I was walking down a street in downtown Reykjavik when I caught a glimpse of explosive color on the walls of a courtyard behind a bar. I couldn’t stop myself. I walked in and found myself in a riot of art and color.
I snapped a photo then turned around; there was a man in the courtyard, having a smoke. We struck up a conversation–where I’m from, what I was doing in Reykjavik–and then he asked how I liked the city.
“Reykjavik is great fun,” I said, “and has a lot of really cool things to do. But the street art is fantastic.”
As I said this he beamed. I saw the look on his face and asked, “Wait, are you a street artist, too?” He said he was (but not of the art in this photo). He said there are a handful of street artists that work in Reykjavik, some on commission from building owners, some independently.
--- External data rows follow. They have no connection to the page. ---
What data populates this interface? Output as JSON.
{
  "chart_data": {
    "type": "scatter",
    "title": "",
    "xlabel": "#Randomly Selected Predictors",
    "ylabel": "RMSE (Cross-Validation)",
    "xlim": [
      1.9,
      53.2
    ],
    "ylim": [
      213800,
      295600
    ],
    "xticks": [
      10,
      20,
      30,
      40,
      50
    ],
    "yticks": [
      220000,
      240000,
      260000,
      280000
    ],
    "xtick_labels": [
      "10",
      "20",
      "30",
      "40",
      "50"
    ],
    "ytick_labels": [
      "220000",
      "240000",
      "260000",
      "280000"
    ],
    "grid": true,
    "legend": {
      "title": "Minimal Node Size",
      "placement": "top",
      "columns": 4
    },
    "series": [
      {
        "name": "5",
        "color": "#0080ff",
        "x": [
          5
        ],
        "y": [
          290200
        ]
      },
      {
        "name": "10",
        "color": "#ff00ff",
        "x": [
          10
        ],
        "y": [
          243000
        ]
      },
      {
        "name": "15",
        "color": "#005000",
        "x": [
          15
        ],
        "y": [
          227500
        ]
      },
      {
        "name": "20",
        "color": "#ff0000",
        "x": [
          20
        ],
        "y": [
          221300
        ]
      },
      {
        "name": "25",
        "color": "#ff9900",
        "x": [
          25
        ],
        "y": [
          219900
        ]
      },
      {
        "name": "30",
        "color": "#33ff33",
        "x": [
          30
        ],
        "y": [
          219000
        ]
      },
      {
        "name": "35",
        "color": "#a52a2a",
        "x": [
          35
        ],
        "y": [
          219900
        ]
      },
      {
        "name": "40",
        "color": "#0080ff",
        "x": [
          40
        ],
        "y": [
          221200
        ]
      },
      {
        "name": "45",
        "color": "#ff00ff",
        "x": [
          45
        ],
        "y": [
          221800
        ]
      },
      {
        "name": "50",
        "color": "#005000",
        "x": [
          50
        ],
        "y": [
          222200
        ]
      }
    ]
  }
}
And they’re generally incredibly creative and resourceful, kind of funny, and respectful of each other’s work.
And the street art is everywhere. Note: All my photos were taken in downtown Reykjavik (remember, I was only in the city for three and a half days and we had some packaged trips to take, so downtown was where we wandered in our free time. I hardly claim this is an exhaustive display of Reykjavik street art). And I have ZERO background information on how this all started. I just know the art on the walls was thrilling to see. Vibrant. Fresh. Occasionally challenging.
I mean, I grew up in New Jersey. New York was my training city, and there was precious little that would compel me to walk down an unfamiliar alley in New York. And yet in Reykjavik…
Some art is decidedly helpful.
Some art seems to be more…political? Maybe?
And with some art, the politics are unquestionable.
Here’s how the Icelandic and German sections of this statement roughly translate (and I confess, I presume my readership is fluent in English, so for the red part you’re on your own).
Part 1 (in green, in Icelandic): Gender equality has not been achieved. Multiple invisible thresholds still exist in the traditionally male-dominated power system.
Part 2 (in blue, in German): The Convention* entered into force in 1981 and was an important step in the recognition of women’s rights as human rights.
*The Convention refers to The Convention on the Elimination of All Forms of Discrimination Against Women (CEDAW), ratified by the UN General Assembly in 1979 and brought into force in 1981, when the 20th UN member country ratified it.
Also, I realize this is probably, more technically, graffiti. No pictures, just words. But I like what it has to say, so it’s going up.
Some bits of street art don’t make a lot of sense.
Or kind of nightmare-fuel-y.
Or is full of badassery.
Sometimes, street artists do a selfie.
Offer up practical bits of advice.
And most importantly, it can remind us where our dreams can take us.
Thank you, Reyjkavik street artists, for some spectacular visual feasting. Keep making art happen! It was a thrill to see your incredible work.